SAMS is joined by members of The Alliance for Appalachia, including Kentuckians for the Commonwealth (KY), Statewide Organizing for Community eMpowerment (TN), and Coal River Mountain Watch (WV) in their efforts to bring scrutiny and attention to the coal operator’s destructive practices, and to call on him to clean up his act. Justice operates mines in all four states, and has recently caught to attention of federal and state agencies for failure to report discharges, bond forfeiture for failure to properly reclaim strip mine operations, and violations for dangerous fly rock in West Virginia. The campaign has had several victories this past month, including action against outlaw mines in Virginia and Tennessee.
Groups Rally for Climate
All summer, organizations across Appalachia have been taking action to stand up for real climate solutions that support mountain communities and a sustainable transition. The group Climate Knoxville held a rally in early July for climate solutions – including a proposal to weatherize inner-city homes in Knoxville.
Groups across Appalachia, in conjunction with our allies in the Climate Justice Alliance, which includes groups working on environmental justice issues across the country, are gearing up for the People’s Climate March in New York City, September 23. This massive march is sponsored by dozens of groups, but environmental justice groups are calling for a delegation that addresses the concerns and struggles of frontline communities as part of the Our Power campaign. The Alliance for Appalachia is joining in the call to action for a just transition to sustainable healthy communities under the slogan, “It takes roots to weather the storm.”
Appalachians Tell EPA to Take Action for the Climate
Dozens of Appalachians traveled from Kentucky, West Virginia, Virginia and Tennessee to attend EPA climate hearings in Atlanta, GA, Pittsburgh, PA and Denver, CO with the support of the Sierra Club and many other organizations. They traveled for hours to tell the EPA how strong action for the climate must happen quickly and it must consider Appalachian communities. There is a great account of the powerful testimony from KFTC members here, including the words of Teri Blanton: “Today good people are coming together in Harlan County and all across Central Appalachia to build a brighter future. Our people have been producing energy for this nation for over 100 years. We are proud of our heritage. But there is no reason we should stay stuck in time as the world changes. Why shouldn’t we seize this moment to create jobs in wind, solar, and hydropower? We can put our communities back to work by making our homes energy efficient and installing small-scale renewables. That’s true energy independence.”
Public comments will be accepted by the EPA through October 16,2014, go here to learn about submitting your own comments.

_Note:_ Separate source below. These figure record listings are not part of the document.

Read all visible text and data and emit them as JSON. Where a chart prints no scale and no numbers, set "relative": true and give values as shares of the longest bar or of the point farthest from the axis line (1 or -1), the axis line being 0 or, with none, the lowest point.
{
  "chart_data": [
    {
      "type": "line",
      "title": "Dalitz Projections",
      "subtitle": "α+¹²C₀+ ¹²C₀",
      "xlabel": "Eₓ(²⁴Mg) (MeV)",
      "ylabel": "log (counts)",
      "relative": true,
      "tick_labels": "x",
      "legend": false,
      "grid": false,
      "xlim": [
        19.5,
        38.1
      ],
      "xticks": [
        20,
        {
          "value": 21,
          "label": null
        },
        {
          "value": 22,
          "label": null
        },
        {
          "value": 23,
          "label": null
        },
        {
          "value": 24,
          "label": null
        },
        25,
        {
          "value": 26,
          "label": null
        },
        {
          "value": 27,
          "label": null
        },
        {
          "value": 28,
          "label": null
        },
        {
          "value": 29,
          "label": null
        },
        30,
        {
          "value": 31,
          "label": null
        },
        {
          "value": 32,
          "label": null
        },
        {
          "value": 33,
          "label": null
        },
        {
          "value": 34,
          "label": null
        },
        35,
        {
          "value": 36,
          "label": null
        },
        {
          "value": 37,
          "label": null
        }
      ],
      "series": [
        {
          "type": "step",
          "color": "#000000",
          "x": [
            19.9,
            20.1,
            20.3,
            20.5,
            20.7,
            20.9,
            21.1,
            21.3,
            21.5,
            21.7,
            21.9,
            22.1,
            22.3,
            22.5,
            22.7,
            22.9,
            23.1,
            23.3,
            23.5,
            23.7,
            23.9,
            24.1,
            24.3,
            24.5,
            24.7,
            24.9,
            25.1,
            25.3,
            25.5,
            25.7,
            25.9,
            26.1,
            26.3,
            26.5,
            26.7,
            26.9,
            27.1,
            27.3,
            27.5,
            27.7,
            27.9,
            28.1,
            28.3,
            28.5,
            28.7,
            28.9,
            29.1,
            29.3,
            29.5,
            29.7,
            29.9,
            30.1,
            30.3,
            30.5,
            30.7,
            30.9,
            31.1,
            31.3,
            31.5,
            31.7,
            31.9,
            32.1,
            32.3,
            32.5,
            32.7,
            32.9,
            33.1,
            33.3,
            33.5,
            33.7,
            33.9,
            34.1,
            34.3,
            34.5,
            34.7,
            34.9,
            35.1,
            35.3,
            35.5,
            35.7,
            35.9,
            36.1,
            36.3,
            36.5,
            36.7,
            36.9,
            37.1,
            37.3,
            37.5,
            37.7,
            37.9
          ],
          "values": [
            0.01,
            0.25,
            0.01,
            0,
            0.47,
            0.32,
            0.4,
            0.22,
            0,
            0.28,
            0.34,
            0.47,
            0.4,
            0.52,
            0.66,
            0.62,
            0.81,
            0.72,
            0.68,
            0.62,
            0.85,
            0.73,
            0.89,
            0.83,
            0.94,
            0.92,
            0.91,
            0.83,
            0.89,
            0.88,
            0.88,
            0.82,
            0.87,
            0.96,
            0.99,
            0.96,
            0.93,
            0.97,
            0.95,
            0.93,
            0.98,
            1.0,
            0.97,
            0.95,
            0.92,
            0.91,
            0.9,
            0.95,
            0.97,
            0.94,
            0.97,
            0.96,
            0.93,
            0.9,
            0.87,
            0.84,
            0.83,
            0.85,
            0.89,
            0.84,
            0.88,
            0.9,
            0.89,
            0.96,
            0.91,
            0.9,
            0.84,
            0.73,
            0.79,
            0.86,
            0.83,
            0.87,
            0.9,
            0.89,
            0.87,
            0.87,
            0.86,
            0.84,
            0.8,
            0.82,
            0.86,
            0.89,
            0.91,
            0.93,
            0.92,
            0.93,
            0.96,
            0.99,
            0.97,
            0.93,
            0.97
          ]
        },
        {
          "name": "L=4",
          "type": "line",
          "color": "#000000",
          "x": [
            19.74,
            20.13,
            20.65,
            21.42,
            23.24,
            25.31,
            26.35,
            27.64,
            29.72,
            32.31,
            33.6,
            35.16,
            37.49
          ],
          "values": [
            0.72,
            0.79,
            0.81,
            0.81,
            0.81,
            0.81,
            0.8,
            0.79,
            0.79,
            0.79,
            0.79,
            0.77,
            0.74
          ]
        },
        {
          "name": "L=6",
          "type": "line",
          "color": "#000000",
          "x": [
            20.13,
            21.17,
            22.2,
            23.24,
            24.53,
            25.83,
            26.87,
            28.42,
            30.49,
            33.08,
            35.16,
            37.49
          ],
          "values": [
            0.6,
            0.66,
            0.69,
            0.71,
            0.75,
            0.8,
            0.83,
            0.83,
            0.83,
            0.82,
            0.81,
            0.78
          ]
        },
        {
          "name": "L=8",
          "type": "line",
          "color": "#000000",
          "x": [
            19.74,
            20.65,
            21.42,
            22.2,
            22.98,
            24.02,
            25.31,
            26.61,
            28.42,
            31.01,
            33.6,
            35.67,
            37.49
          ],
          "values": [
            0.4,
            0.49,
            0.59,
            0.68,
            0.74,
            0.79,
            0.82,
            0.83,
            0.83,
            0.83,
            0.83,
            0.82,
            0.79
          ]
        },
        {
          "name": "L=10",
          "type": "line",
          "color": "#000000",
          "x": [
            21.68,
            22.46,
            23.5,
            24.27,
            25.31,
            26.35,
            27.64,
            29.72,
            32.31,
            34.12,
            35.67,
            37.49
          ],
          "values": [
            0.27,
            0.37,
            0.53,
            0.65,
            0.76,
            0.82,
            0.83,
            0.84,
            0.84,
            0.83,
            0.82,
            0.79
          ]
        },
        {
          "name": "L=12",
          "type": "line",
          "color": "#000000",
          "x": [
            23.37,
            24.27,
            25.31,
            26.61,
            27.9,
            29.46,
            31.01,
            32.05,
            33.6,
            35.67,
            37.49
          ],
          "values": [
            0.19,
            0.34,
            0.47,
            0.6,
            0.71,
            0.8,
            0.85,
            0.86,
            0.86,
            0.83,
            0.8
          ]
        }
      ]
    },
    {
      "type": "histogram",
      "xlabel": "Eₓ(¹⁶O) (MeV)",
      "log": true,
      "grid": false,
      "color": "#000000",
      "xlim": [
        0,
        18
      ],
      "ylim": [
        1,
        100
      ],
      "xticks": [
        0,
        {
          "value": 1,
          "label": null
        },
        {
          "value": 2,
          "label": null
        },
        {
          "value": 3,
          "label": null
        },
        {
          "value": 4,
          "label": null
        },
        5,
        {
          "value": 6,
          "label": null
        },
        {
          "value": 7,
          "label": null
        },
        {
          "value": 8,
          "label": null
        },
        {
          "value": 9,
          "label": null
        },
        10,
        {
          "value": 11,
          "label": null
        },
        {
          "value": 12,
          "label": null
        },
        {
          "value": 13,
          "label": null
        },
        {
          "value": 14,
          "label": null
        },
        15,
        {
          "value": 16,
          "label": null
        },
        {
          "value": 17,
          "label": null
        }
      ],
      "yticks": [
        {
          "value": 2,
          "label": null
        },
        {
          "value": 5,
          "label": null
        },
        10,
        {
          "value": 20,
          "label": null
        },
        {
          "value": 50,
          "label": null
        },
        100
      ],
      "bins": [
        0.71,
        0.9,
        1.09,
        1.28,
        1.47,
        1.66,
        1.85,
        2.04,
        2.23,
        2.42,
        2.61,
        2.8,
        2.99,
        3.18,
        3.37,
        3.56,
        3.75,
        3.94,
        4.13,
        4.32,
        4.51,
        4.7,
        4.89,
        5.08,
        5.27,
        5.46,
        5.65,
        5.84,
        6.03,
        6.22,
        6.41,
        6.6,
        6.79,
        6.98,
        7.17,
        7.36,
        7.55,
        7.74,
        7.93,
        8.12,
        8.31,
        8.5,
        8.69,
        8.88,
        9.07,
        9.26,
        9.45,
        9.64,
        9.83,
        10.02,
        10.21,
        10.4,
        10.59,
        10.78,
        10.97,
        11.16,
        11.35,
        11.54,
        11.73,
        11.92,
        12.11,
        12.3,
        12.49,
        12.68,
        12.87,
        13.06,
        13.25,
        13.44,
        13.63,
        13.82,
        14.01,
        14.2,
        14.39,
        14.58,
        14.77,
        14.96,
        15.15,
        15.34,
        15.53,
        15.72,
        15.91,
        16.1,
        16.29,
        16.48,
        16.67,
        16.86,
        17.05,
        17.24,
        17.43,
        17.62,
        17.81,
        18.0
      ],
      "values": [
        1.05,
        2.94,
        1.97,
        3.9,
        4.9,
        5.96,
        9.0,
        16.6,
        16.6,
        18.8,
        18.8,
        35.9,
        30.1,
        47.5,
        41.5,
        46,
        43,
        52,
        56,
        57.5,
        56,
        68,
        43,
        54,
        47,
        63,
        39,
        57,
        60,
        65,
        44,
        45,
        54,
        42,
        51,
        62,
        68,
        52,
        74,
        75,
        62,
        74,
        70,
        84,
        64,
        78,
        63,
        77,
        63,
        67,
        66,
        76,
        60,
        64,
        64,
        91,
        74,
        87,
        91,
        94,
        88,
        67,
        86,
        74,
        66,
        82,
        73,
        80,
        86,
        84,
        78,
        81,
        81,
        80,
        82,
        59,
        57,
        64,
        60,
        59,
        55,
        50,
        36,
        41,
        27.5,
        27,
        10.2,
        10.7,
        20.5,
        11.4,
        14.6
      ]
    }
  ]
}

The Alliance for Appalachia’s AppFellow Profiled in Yes! Magazine
This powerful article in Yes! Magazine profiles the amazing people participating in the Appalachian Transition Fellowship. It is a great summary of this ambitious program and the incredible group of leaders that are participating.
The Alliance for Appalachia is honored to be working with Kendall Bilbrey, who we introduced in our July Newsletter.
Currently Kendall’s work is focusing on the Abandoned Mine Land (AML) Program with another fellow, Eric Dixon with the Appalachian Citizens’ Law Center. In this collaboration, Eric is taking the lead on the research, and Kendall is steering the outreach, engagement, and coordination of events and meetings.
To view a current summary of their findings, you can view a powerpoint that covers the history and current state of the AML program. We’re excited to see what comes next from these promising new Appalachian leaders!